Im Sommer habe ich mit Melanie --- einer guten Freundin (meiner jetzigen Ehefrau, Anmerkung 1996) --- in einem extra dafür von uns für DM-150- gekauften 1978-er Audi 100 Hilfsgüter in die Ukraine gebracht und eine Rundreise angeschlossen. Wir haben uns für die Fahrt fünf Wochen Zeit gelassen und in diesen 9000 km zurückgelegt, wir waren z.B. in Kovel (Grenze zu Polen), Mukachevo (Karparten), Odessa, Nikolajew (Werften für Flugzeugträger), Jalta und Fedosia (auf der Krim), Mariupol (am Asowschen Meer), Donezk (Kohlerevier), Charkov, Kiev, Rovno und L'vov (Lemberg). Diese Ortsnamen sind vom Russischen transkribiert, Amtssprache ist aber neuerdings Ukrainisch, aber die ukrainischen Namen findet man noch auf keiner Karte. In den Karparten fand ein von der Gemeinde in Kovel organisiertes Kinderlager statt, wo wir unsere Lebensmittel ablieferten und uns dann noch ein wenig in die Kultur eingelebt haben. Um dorthin zu kommen, mußten wir etwa 500 km zurücklegen.
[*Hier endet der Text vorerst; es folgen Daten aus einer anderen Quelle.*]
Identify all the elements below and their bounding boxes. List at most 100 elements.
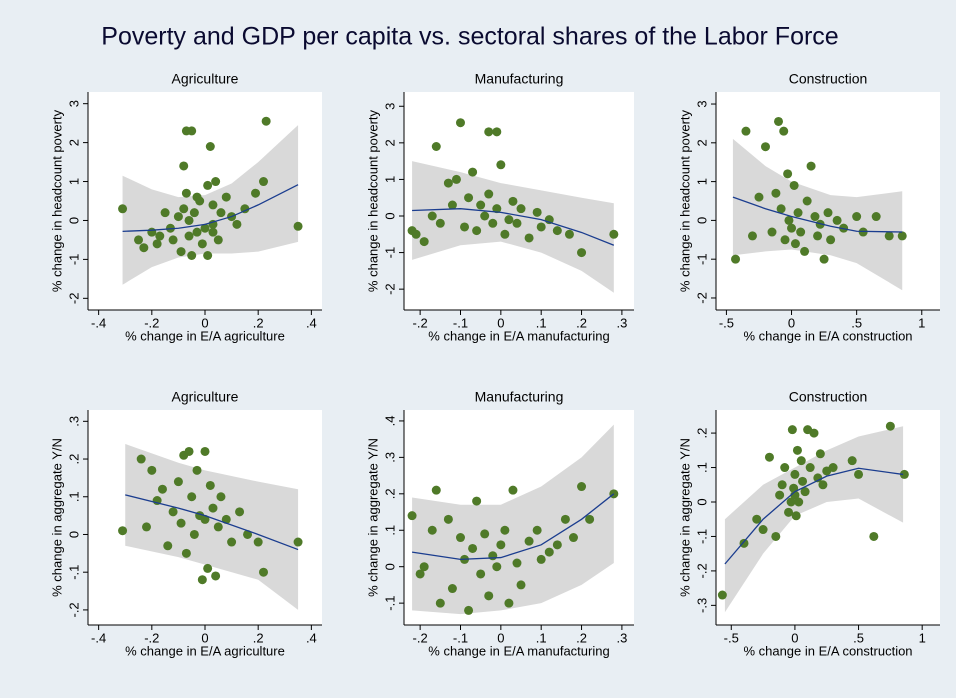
scatter-point <box>447 200 457 210</box>
scatter-point <box>192 465 202 475</box>
y-tick-label: .2 <box>66 454 81 465</box>
y-tick-label: 0 <box>694 498 709 505</box>
scatter-point <box>464 605 474 615</box>
scatter-point <box>760 142 770 152</box>
x-tick-label: .1 <box>536 630 547 645</box>
scatter-point <box>419 562 429 572</box>
scatter-point <box>216 492 226 502</box>
scatter-point <box>184 231 194 241</box>
scatter-point <box>802 196 812 206</box>
scatter-point <box>181 188 191 198</box>
scatter-point <box>777 480 787 490</box>
y-tick-label: -2 <box>66 293 81 305</box>
scatter-point <box>609 229 619 239</box>
y-tick-label: .2 <box>694 428 709 439</box>
scatter-point <box>532 207 542 217</box>
scatter-point <box>758 525 768 535</box>
scatter-point <box>786 497 796 507</box>
scatter-point <box>136 454 146 464</box>
panel-title: Manufacturing <box>475 71 564 87</box>
scatter-point <box>189 529 199 539</box>
scatter-point <box>443 178 453 188</box>
scatter-point <box>419 237 429 247</box>
scatter-point <box>451 174 461 184</box>
scatter-point <box>492 562 502 572</box>
scatter-point <box>577 248 587 258</box>
scatter-point <box>823 208 833 218</box>
scatter-point <box>780 463 790 473</box>
x-tick-label: .4 <box>306 630 317 645</box>
scatter-point <box>152 239 162 249</box>
x-tick-label: -.1 <box>453 630 468 645</box>
scatter-point <box>232 219 242 229</box>
fit-line <box>122 184 299 233</box>
y-tick-label: .1 <box>66 491 81 502</box>
x-tick-label: .3 <box>616 630 627 645</box>
scatter-point <box>203 251 213 260</box>
scatter-point <box>181 548 191 558</box>
x-tick-label: .4 <box>306 315 317 330</box>
scatter-point <box>791 511 801 521</box>
scatter-point <box>468 543 478 553</box>
x-tick-label: 0 <box>791 630 798 645</box>
scatter-point <box>200 514 210 524</box>
scatter-point <box>800 246 810 256</box>
scatter-point <box>741 126 751 136</box>
scatter-point <box>832 215 842 225</box>
fit-line <box>724 467 904 565</box>
scatter-point <box>767 227 777 237</box>
y-tick-label: .4 <box>382 416 397 427</box>
scatter-point <box>869 531 879 541</box>
scatter-point <box>492 204 502 214</box>
scatter-point <box>142 522 151 532</box>
scatter-point <box>885 421 895 431</box>
scatter-point <box>484 189 494 199</box>
y-tick-label: -1 <box>694 253 709 265</box>
x-tick-label: .2 <box>253 315 264 330</box>
fit-line <box>412 208 615 246</box>
scatter-point <box>213 235 223 245</box>
x-tick-label: 0 <box>497 315 504 330</box>
x-tick-label: -.4 <box>91 315 106 330</box>
scatter-point <box>176 247 186 257</box>
y-tick-label: -.2 <box>66 602 81 617</box>
y-tick-label: -.1 <box>694 529 709 544</box>
y-axis-label: % change in headcount poverty <box>49 109 64 292</box>
y-tick-label: 0 <box>66 217 81 224</box>
y-tick-label: .3 <box>382 452 397 463</box>
scatter-point <box>819 254 829 264</box>
fit-line <box>732 196 903 233</box>
x-axis-label: % change in E/A construction <box>743 643 912 658</box>
scatter-point <box>852 212 862 222</box>
scatter-point <box>261 116 271 126</box>
scatter-point <box>568 533 578 543</box>
y-axis-label: % change in aggregate Y/N <box>49 438 64 597</box>
scatter-point <box>460 222 470 232</box>
x-tick-label: -.2 <box>413 630 428 645</box>
scatter-point <box>800 487 810 497</box>
x-tick-label: 1 <box>918 315 925 330</box>
x-tick-label: .3 <box>616 315 627 330</box>
scatter-point <box>253 537 263 547</box>
scatter-point <box>899 469 909 479</box>
scatter-point <box>818 480 828 490</box>
y-tick-label: -2 <box>382 283 397 295</box>
scatter-point <box>208 503 218 513</box>
y-tick-label: 3 <box>382 103 397 110</box>
scatter-point <box>794 497 804 507</box>
scatter-point <box>536 222 546 232</box>
scatter-point <box>784 507 794 517</box>
x-tick-label: 0 <box>497 630 504 645</box>
y-tick-label: .2 <box>382 488 397 499</box>
scatter-point <box>813 473 823 483</box>
scatter-point <box>472 496 482 506</box>
scatter-point <box>798 476 808 486</box>
scatter-point <box>500 525 510 535</box>
scatter-point <box>118 526 128 536</box>
scatter-point <box>787 223 797 233</box>
scatter-point <box>805 463 815 473</box>
scatter-point <box>173 212 183 222</box>
scatter-point <box>447 584 457 594</box>
scatter-point <box>577 482 587 492</box>
x-tick-label: 0 <box>788 315 795 330</box>
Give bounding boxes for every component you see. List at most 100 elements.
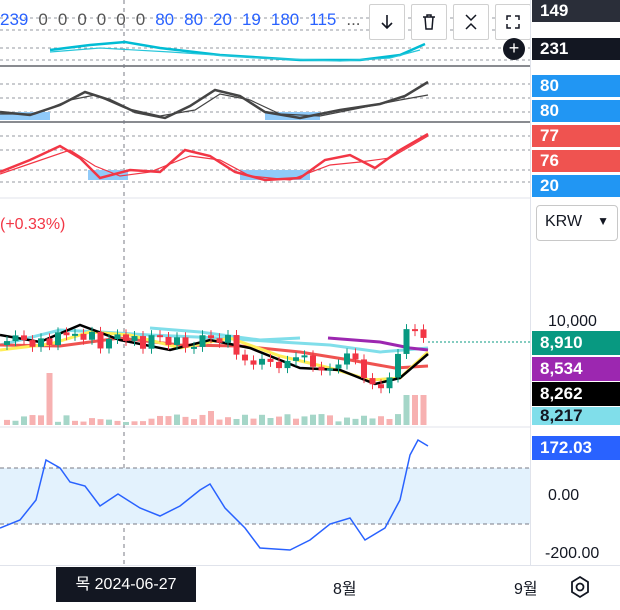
volume-bar: [293, 418, 299, 425]
candle-body: [148, 335, 155, 349]
volume-bar: [420, 395, 427, 425]
candle-body: [327, 368, 333, 371]
legend-value: 0: [77, 10, 87, 29]
cci-tick-minus200: -200.00: [545, 545, 600, 562]
candle-body: [63, 332, 70, 336]
delete-pane-button[interactable]: [411, 4, 447, 40]
cci-line: [0, 438, 429, 551]
add-plus-icon[interactable]: +: [503, 38, 525, 60]
price-badge-20: 20: [532, 175, 620, 197]
candle-body: [140, 336, 146, 349]
volume-bar: [157, 415, 163, 425]
volume-bar: [412, 395, 418, 425]
chart-canvas[interactable]: [0, 0, 530, 565]
candle-body: [55, 332, 61, 346]
rsi-signal-line: [0, 135, 429, 181]
volume-bar: [361, 415, 367, 425]
candle-body: [369, 378, 376, 385]
candle-body: [131, 336, 138, 341]
maximize-icon: [506, 15, 520, 29]
candle-body: [208, 335, 214, 339]
ma-purple-line: [327, 336, 429, 352]
volume-bar: [242, 414, 248, 425]
volume-bar: [403, 395, 410, 425]
volume-bar: [106, 419, 112, 425]
candle-body: [412, 329, 418, 332]
currency-value: KRW: [545, 213, 583, 230]
pane-toolbar: [369, 4, 537, 40]
candle-body: [182, 337, 189, 348]
candle-body: [225, 335, 231, 343]
legend-value: 0: [38, 10, 48, 29]
candle-body: [21, 335, 27, 341]
volume-bar: [174, 414, 180, 425]
indicator-legend: 239 0 0 0 0 0 0 80 80 20 19 180 115...: [0, 10, 371, 32]
volume-bar: [97, 419, 104, 425]
cci-tick-zero: 0.00: [548, 487, 580, 504]
volume-bar: [199, 414, 206, 425]
volume-bar: [250, 418, 257, 425]
legend-value: 20: [213, 10, 232, 29]
settings-gear-icon[interactable]: [567, 574, 593, 600]
volume-bar: [191, 419, 197, 425]
maximize-pane-button[interactable]: [495, 4, 531, 40]
price-badge-77: 77: [532, 125, 620, 147]
volume-bar: [284, 414, 291, 425]
volume-bar: [344, 417, 350, 425]
volume-bar: [216, 419, 223, 425]
candle-body: [199, 335, 206, 347]
price-badge-ma-black: 8,262: [532, 382, 620, 406]
volume-bar: [131, 421, 138, 425]
candle-body: [80, 333, 87, 340]
stoch-k-line: [0, 80, 429, 120]
candle-body: [38, 338, 44, 347]
currency-select[interactable]: KRW ▼: [536, 205, 618, 241]
legend-value: 0: [116, 10, 126, 29]
volume-bar: [148, 418, 155, 425]
volume-bar: [123, 421, 129, 425]
candle-body: [106, 338, 112, 349]
time-tick-august: 8월: [333, 581, 357, 598]
volume-bar: [378, 416, 384, 425]
candle-body: [242, 354, 248, 361]
collapse-pane-button[interactable]: [453, 4, 489, 40]
candle-body: [250, 360, 257, 365]
volume-bar: [233, 418, 240, 425]
candle-body: [344, 353, 350, 365]
volume-bar: [208, 411, 214, 425]
candle-body: [46, 338, 53, 346]
candle-body: [157, 335, 163, 338]
candle-body: [259, 358, 265, 365]
volume-bar: [327, 415, 333, 425]
volume-bar: [225, 417, 231, 425]
candle-body: [12, 335, 19, 342]
volume-bar: [335, 421, 342, 425]
cci-value-badge: 172.03: [532, 436, 620, 460]
volume-bar: [352, 418, 359, 425]
crosshair-date-label: 목 2024-06-27: [56, 567, 196, 602]
volume-bar: [369, 418, 376, 425]
price-badge-149: 149: [532, 0, 620, 22]
price-badge-close: 8,910: [532, 331, 620, 355]
volume-bar: [276, 416, 282, 425]
collapse-icon: [465, 14, 477, 30]
price-badge-ma-cyan: 8,217: [532, 407, 620, 425]
candle-body: [123, 334, 129, 341]
volume-bar: [4, 419, 10, 425]
volume-bar: [114, 420, 121, 425]
move-down-button[interactable]: [369, 4, 405, 40]
legend-value: 0: [96, 10, 107, 29]
volume-bar: [46, 373, 53, 425]
candle-body: [361, 359, 367, 379]
candle-body: [420, 329, 427, 338]
volume-bar: [29, 415, 36, 425]
price-badge-80a: 80: [532, 75, 620, 97]
candle-body: [352, 353, 359, 360]
oscillator-line: [49, 40, 426, 62]
price-badge-80b: 80: [532, 100, 620, 122]
price-badge-231: 231: [532, 38, 620, 60]
candle-body: [233, 335, 240, 355]
candle-body: [403, 329, 410, 354]
candle-body: [335, 364, 342, 369]
candle-body: [293, 357, 299, 361]
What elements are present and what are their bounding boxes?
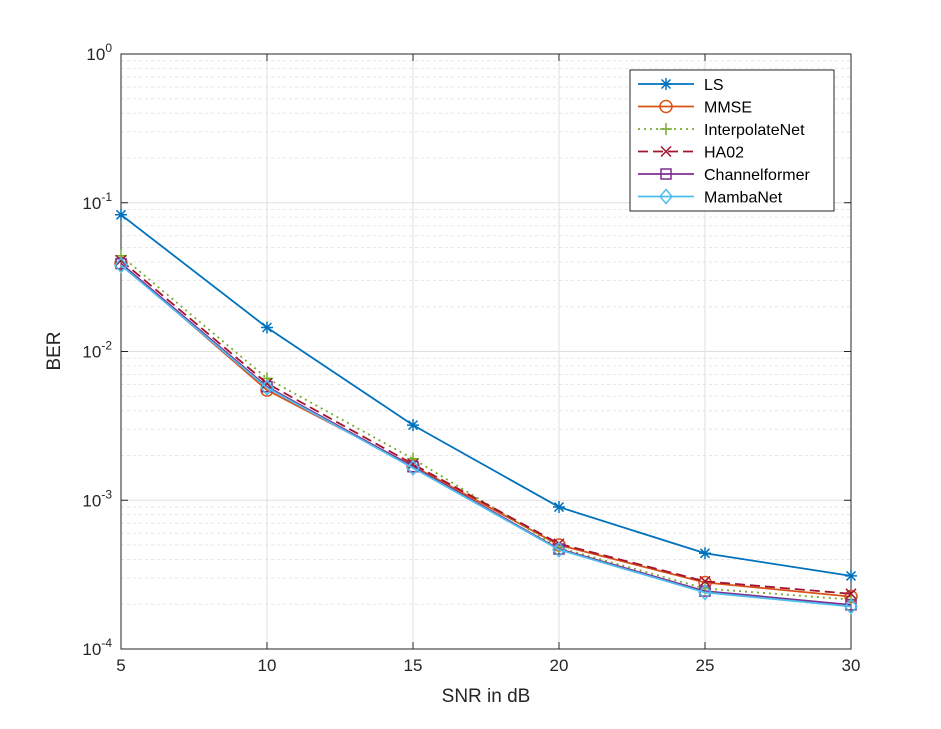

Wir hatten ja für die gesamte Ukraine keine Adressen, sondern wußten lediglich, daß es in Kovel eine baptistische Gemeinde gibt, die einen in Deutsch geschriebenen Zettel haben soll, der den Weg zum Kinderlager weist.
Dort, im Lager, sollte es jemanden geben, der etwas Englisch spricht. Auf diesem Zettel, den die LKW-Fahrer geschrieben hatten, stand unter der Wegbeschreibung eine Notiz, die sie nach iher Rückkehr geschrieben haben:
"... es lohnt sich nicht mehr (zu fahren):
1. Ihr findet die Stelle nicht, Ort steht nicht auf der Landkarte, wir haben 5 Stunden gesucht.
2. Die Strecke ist so schrecklich, daß wir manchmal nur 10 km/h gefahren sind.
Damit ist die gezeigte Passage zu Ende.